Our working hypothesis is that by cutting down the total context we're sending to an LLM, we've reduced the rate of hallucinations that long context windows can introduce. This is supported by published research on how attention degrades over long sequences. A 2024 study on LLM behavior under extended context found that models lose reliable recall of information placed in the middle of long inputs. The intuition runs counter to what you might expect: more information should mean better decisions. But LLMs don't process context the way a human skims a page. Token position matters. Redundant or verbose content early in the context can push the signal further from where the model applies attention. With JSON, every element came wrapped in structural boilerplate (brackets, quotes, key names) that carried no task-relevant information. HTML strips that down to the tag and its attributes, which is exactly what the model needs.

There's also a simpler version of the same argument: shorter prompts leave less room for the model to anchor on the wrong thing. A dense JSON block describing 40 elements gives the model 40 places to misread intent.
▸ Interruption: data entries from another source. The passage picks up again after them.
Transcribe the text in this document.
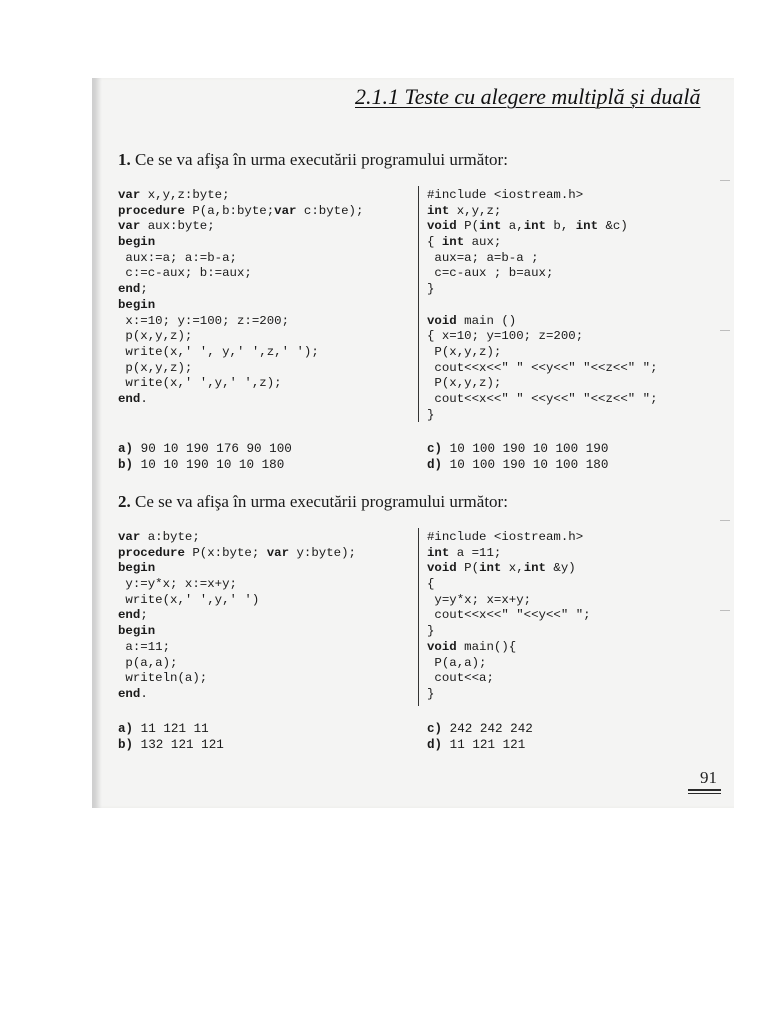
2.1.1 Teste cu alegere multiplă și duală
1. Ce se va afişa în urma executării programului următor:
var x,y,z:byte;
procedure P(a,b:byte;var c:byte);
var aux:byte;
begin
aux:=a; a:=b-a;
c:=c-aux; b:=aux;
end;
begin
x:=10; y:=100; z:=200;
p(x,y,z);
write(x,' ', y,' ',z,' ');
p(x,y,z);
write(x,' ',y,' ',z);
end.
#include <iostream.h>
int x,y,z;
void P(int a,int b, int &c)
{ int aux;
aux=a; a=b-a ;
c=c-aux ; b=aux;
}
void main ()
{ x=10; y=100; z=200;
P(x,y,z);
cout<<x<<" " <<y<<" "<<z<<" ";
P(x,y,z);
cout<<x<<" " <<y<<" "<<z<<" ";
}
a) 90 10 190 176 90 100
b) 10 10 190 10 10 180
c) 10 100 190 10 100 190
d) 10 100 190 10 100 180
2. Ce se va afişa în urma executării programului următor:
var a:byte;
procedure P(x:byte; var y:byte);
begin
y:=y*x; x:=x+y;
write(x,' ',y,' ')
end;
begin
a:=11;
p(a,a);
writeln(a);
end.
#include <iostream.h>
int a =11;
void P(int x,int &y)
{
y=y*x; x=x+y;
cout<<x<<" "<<y<<" ";
}
void main(){
P(a,a);
cout<<a;
}
a) 11 121 11
b) 132 121 121
c) 242 242 242
d) 11 121 121
91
The equivalent HTML block, carrying the same element data in fewer tokens, shrinks that surface area. The 3.9% improvement in success rate is, on this reading, a direct downstream effect of reducing noise — not an accident of the format change.

Final Thoughts

We set out to cut costs. What we got was a cost reduction and a reliability improvement from a single, low-risk representational change. No model swap, no prompt engineering overhaul, just a different way to encode the same information.

The lesson, though, is broader than token counting. If your system sends structured data to an LLM at high volume, the format of that data matters in ways that go beyond readability. HTML's concise attribute syntax packs the same semantic content into fewer tokens, and fewer tokens mean less noise for the model to work through. That appears to pay dividends in accuracy, not just cost.

For any team running LLM-heavy workloads where structured element data is passed on every call, this is a low-effort experiment worth running. Swap the representation, run an A/B test on a sample of production tasks, and measure both cost and success rate. The results may surprise you the same way they surprised us.

If you're curious how Skyvern handles browser automation at scale, or want to see how these kinds of optimizations play out in practice, book a demo and we'll walk you through it.

FAQ

Still have questions about the experiment or how this applies to your own LLM workloads? Here are the answers to what people ask most.

What is Skyvern?

Skyvern is an open-source AI agent that helps companies automate browser-based workflows with AI. You can use Skyvern to automate actions on any website using natural language. For example, going to www.geico.com and prompting it with "generate an auto insurance quote."

What problem was Skyvern trying to solve with this experiment?

Skyvern sends a textual representation of interactable page elements to an LLM on every action. That context was consuming a large share of input tokens, our biggest expense. Token counts are tightly coupled with running costs, so we wanted to test whether a different data format could bring those numbers down without hurting task performance.

What were the main results of switching from JSON to HTML representation?

HTML cut our median cost per task by 11.4% (from $1.22 to $1.08 on successful tasks) and raised our success rate by 3.9% (from 59.9% to 63.8%). Spot checks with the OpenAI tokenizer showed HTML encoding the same element data in 20–27% fewer tokens than JSON.

Why did the HTML representation improve success rates?

Our working hypothesis is that shorter context reduces LLM hallucinations. By trimming the total input, we appear to have reduced the noise the model had to work through, a counterintuitive side effect of the token cut, but one that is well-supported in the research literature.

How was the experiment conducted?

We ran an A/B test in production, dividing tasks evenly between the original JSON representation and the new HTML representation. We tracked success and failure rates on over 1,100 customer tasks, which is the direct measure of how users get value from Skyvern.